Further, judges may form views “on the basis of facts introduced or events occurring in the course of the current proceedings, or of prior proceedings” and those views “do not constitute a basis for a bias or partiality motion unless they display a deep-seated favoritism or antagonism that would make fair judgment impossible.” Liteky v. United States, 510 U.S. 540, 555, 114 S.Ct. 1147, 1157, 127 L.Ed.2d 474 (1994). It can hardly be said that such remarks display “deep-seated favoritism or antagonism.” The Sweeneys' two other arguments get no further.
That Mrs. Sweeney has criticized the judge in public is, of course, her right. But it is not her right, by so doing, to cause the disqualification of the judge. “A party cannot force disqualification by attacking the judge and then claiming that these attacks must have caused the judge to be biased against [her].” 13A Charles Alan Wright, Arthur R. Miller, Edward H. Cooper, Federal Practice and Procedure § 3542 at 577-78. As we have observed, there is “the need to prevent parties from too easily obtaining the disqualification of a judge, thereby potentially manipulating the system for strategic reasons, perhaps to obtain a judge more to their liking.” In re Allied-Signal, Inc., 891 F.2d 967, 970 (1st Cir.1989), cert. denied sub nom ACW Airwall, Inc. v. U.S. District Court for the District of Puerto Rico, 495 U.S. 957, 110 S.Ct. 2561, 109 L.Ed.2d 744 (1990).
The Sweeneys' final argument is based on Mrs. Sweeney's assertion that she has engaged in public criticism of a Boston lawyer and that lawyer's father testified at the Judge's Senate confirmation hearing on December 9, 1987. That is too far afield to raise any objective doubt as to the judge's impartiality. Thus, the district court did not abuse its discretion in denying the motion for recusal.
It has been almost eight years since the jury found that the Sweeneys owed the $2 million, four years since this court affirmed that judgment, and three years since the foreclosure. Despite that, the Sweeneys have not vacated but have enjoyed the use of the property since then. We have no doubt that even if this action had been in state court rather than federal court the outcome would be the same: the FDIC is entitled to possession of the property.
The judgment is affirmed.
1. The complicated prior litigation history between the parties is outlined in our prior opinion. It suffices to say that the Sweeneys had a full chance to present their arguments that the case should not have been removed to federal court, that they did not owe the $2 million, and that they were entitled to damages based on allegedly unfair and deceptive trade practices by the bank. The Sweeneys lost on all of those claims and those matters are settled. Id.

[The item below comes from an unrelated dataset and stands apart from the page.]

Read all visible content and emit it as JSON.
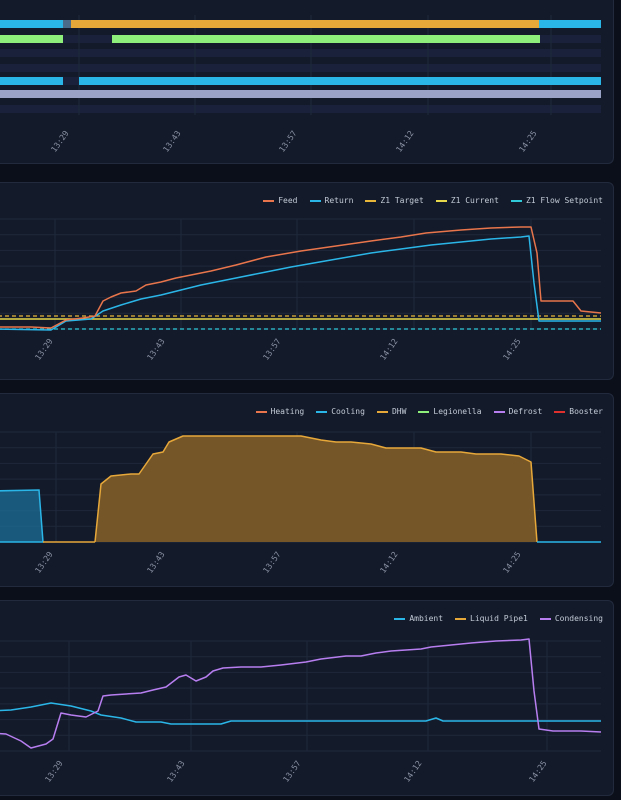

2. Federal agencies have certainly sought and procured evictions in federal court. See, e.g., United States v. Young, 806 F.2d 805 (8th Cir.1986), cert. denied, 484 U.S. 836, 108 S.Ct. 117, 98 L.Ed.2d 76 (1987); Pugh v. Farmers Home Admin., 846 F.Supp. 60, 61 (M.D.Fla.1994), aff'd, 74 F.3d 1251 (11th Cir.1995). The case the Sweeneys cite, Glen 6 Assoc., Inc. v. Dedaj, 770 F.Supp. 225, 227-28 (S.D.N.Y.1991), is simply not relevant because it did not involve the FDIC as a party.
3. In the remarks highlighted by the Sweeneys, the judge commented that he hated to see a family caught up in something which could become a destructive obsession and suggested that plaintiffs attempt to look forward to new projects.